Euro-Area Deficit Falls to Eight-Year Low as Prospects Brighten

  • Seasonally-adjusted 2Q budget shortfall at 1.5% of output
  • Government debt for the region falls to 91.2% of GDP

Budget deficits in the euro area narrowed to an eight-year low in the second quarter amid mounting signs that the economic recovery is gaining traction.

The euro area’s seasonally-adjusted budgetary shortfall fell to 1.5 percent of output compared with 2.1 percent in the same period a year ago, the European Union’s statistics agency said in a release on Monday. That is the smallest shortfall since early 2008.

Having contended with bank bailouts, recessions and a sovereign debt crisis, European authorities hope to return to tighter budget discipline as prospects for growth improve. Under European Union rules, nations are supposed to keep their debt ratios below 60 percent of output and limit deficits to 3 percent. Yet the 19-country bloc’s deficit to output ratio hit a peak of 7 percent in 2010.

Total government debt in the euro area declined to 91.2 percent in the second quarter compared to the same period a year ago, when it stood at 92.1 percent of output, Eurostat said in a separate report. Compared with a year ago, 13 countries recorded an increase in their debt to gross domestic product ratio in the period, while 15 experienced a decrease. The highest increases in the ratio were in Greece, Latvia, Portugal, Poland and Lithuania, the data showed.

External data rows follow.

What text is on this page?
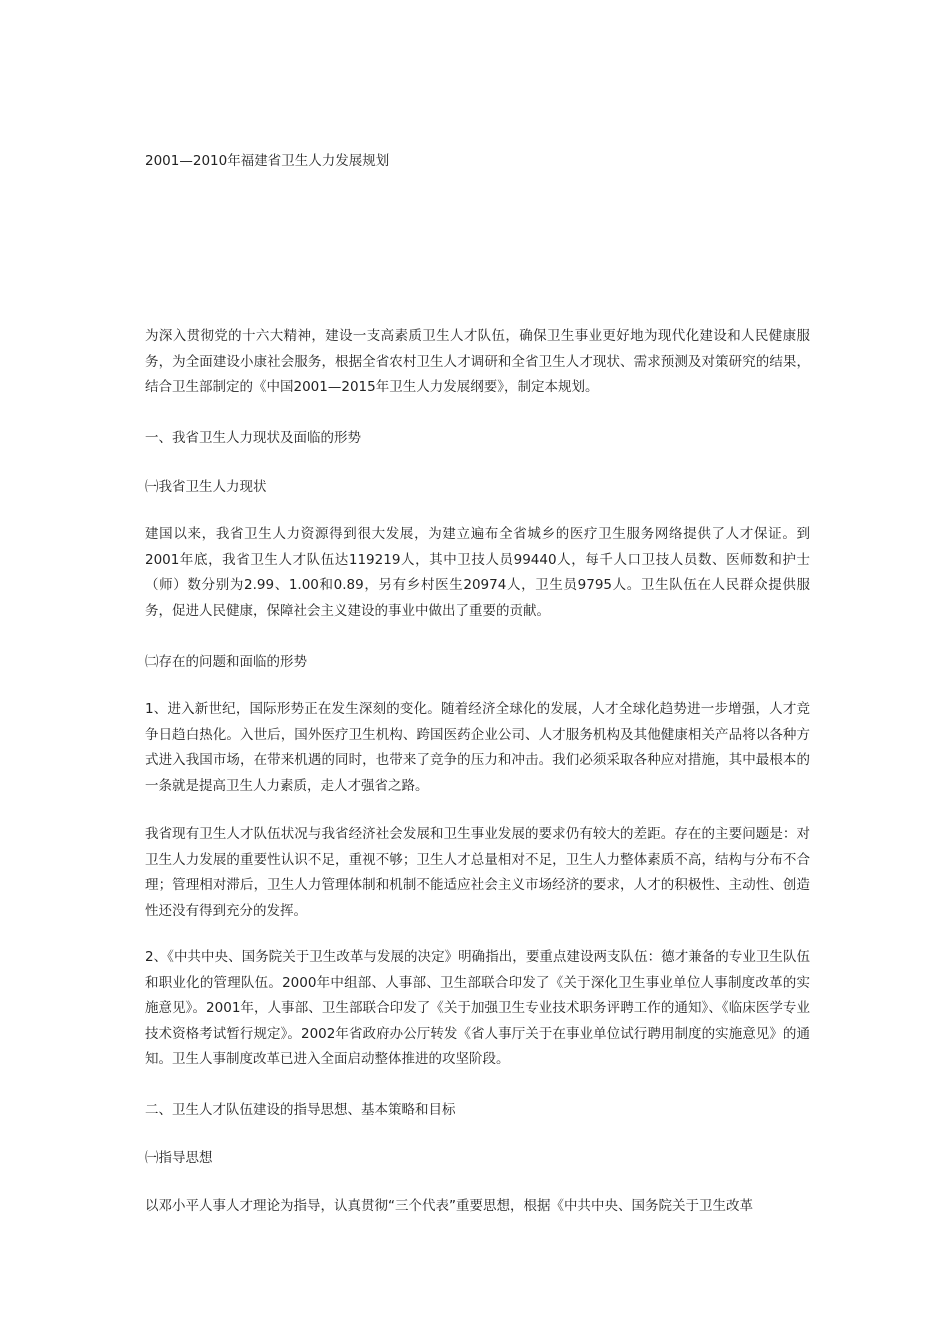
2001—2010年福建省卫生人力发展规划
为深入贯彻党的十六大精神，建设一支高素质卫生人才队伍，确保卫生事业更好地为现代化建设和人民健康服务，为全面建设小康社会服务，根据全省农村卫生人才调研和全省卫生人才现状、需求预测及对策研究的结果，结合卫生部制定的《中国2001—2015年卫生人力发展纲要》，制定本规划。
一、我省卫生人力现状及面临的形势
㈠我省卫生人力现状
建国以来，我省卫生人力资源得到很大发展，为建立遍布全省城乡的医疗卫生服务网络提供了人才保证。到2001年底，我省卫生人才队伍达119219人，其中卫技人员99440人，每千人口卫技人员数、医师数和护士（师）数分别为2.99、1.00和0.89，另有乡村医生20974人，卫生员9795人。卫生队伍在人民群众提供服务，促进人民健康，保障社会主义建设的事业中做出了重要的贡献。
㈡存在的问题和面临的形势
1、进入新世纪，国际形势正在发生深刻的变化。随着经济全球化的发展，人才全球化趋势进一步增强，人才竞争日趋白热化。入世后，国外医疗卫生机构、跨国医药企业公司、人才服务机构及其他健康相关产品将以各种方式进入我国市场，在带来机遇的同时，也带来了竞争的压力和冲击。我们必须采取各种应对措施，其中最根本的一条就是提高卫生人力素质，走人才强省之路。
我省现有卫生人才队伍状况与我省经济社会发展和卫生事业发展的要求仍有较大的差距。存在的主要问题是：对卫生人力发展的重要性认识不足，重视不够；卫生人才总量相对不足，卫生人力整体素质不高，结构与分布不合理；管理相对滞后，卫生人力管理体制和机制不能适应社会主义市场经济的要求，人才的积极性、主动性、创造性还没有得到充分的发挥。
2、《中共中央、国务院关于卫生改革与发展的决定》明确指出，要重点建设两支队伍：德才兼备的专业卫生队伍和职业化的管理队伍。2000年中组部、人事部、卫生部联合印发了《关于深化卫生事业单位人事制度改革的实施意见》。2001年，人事部、卫生部联合印发了《关于加强卫生专业技术职务评聘工作的通知》、《临床医学专业技术资格考试暂行规定》。2002年省政府办公厅转发《省人事厅关于在事业单位试行聘用制度的实施意见》的通知。卫生人事制度改革已进入全面启动整体推进的攻坚阶段。
二、卫生人才队伍建设的指导思想、基本策略和目标
㈠指导思想
以邓小平人事人才理论为指导，认真贯彻“三个代表”重要思想，根据《中共中央、国务院关于卫生改革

The currency bloc’s recovery has continued at a steady if slow pace in the face of headwinds ranging from the U.K.’s vote to leave the European Union, slowing global trade and political uncertainty fueled by an upsurge of populist movements. Purchasing Managers’ Index for manufacturing and services data published on Monday showed momentum in October accelerated to the fastest pace this year.

The European Central Bank is supporting the economy with unprecedented stimulus that will come under review in December, three months before quantitative easing is currently set to expire.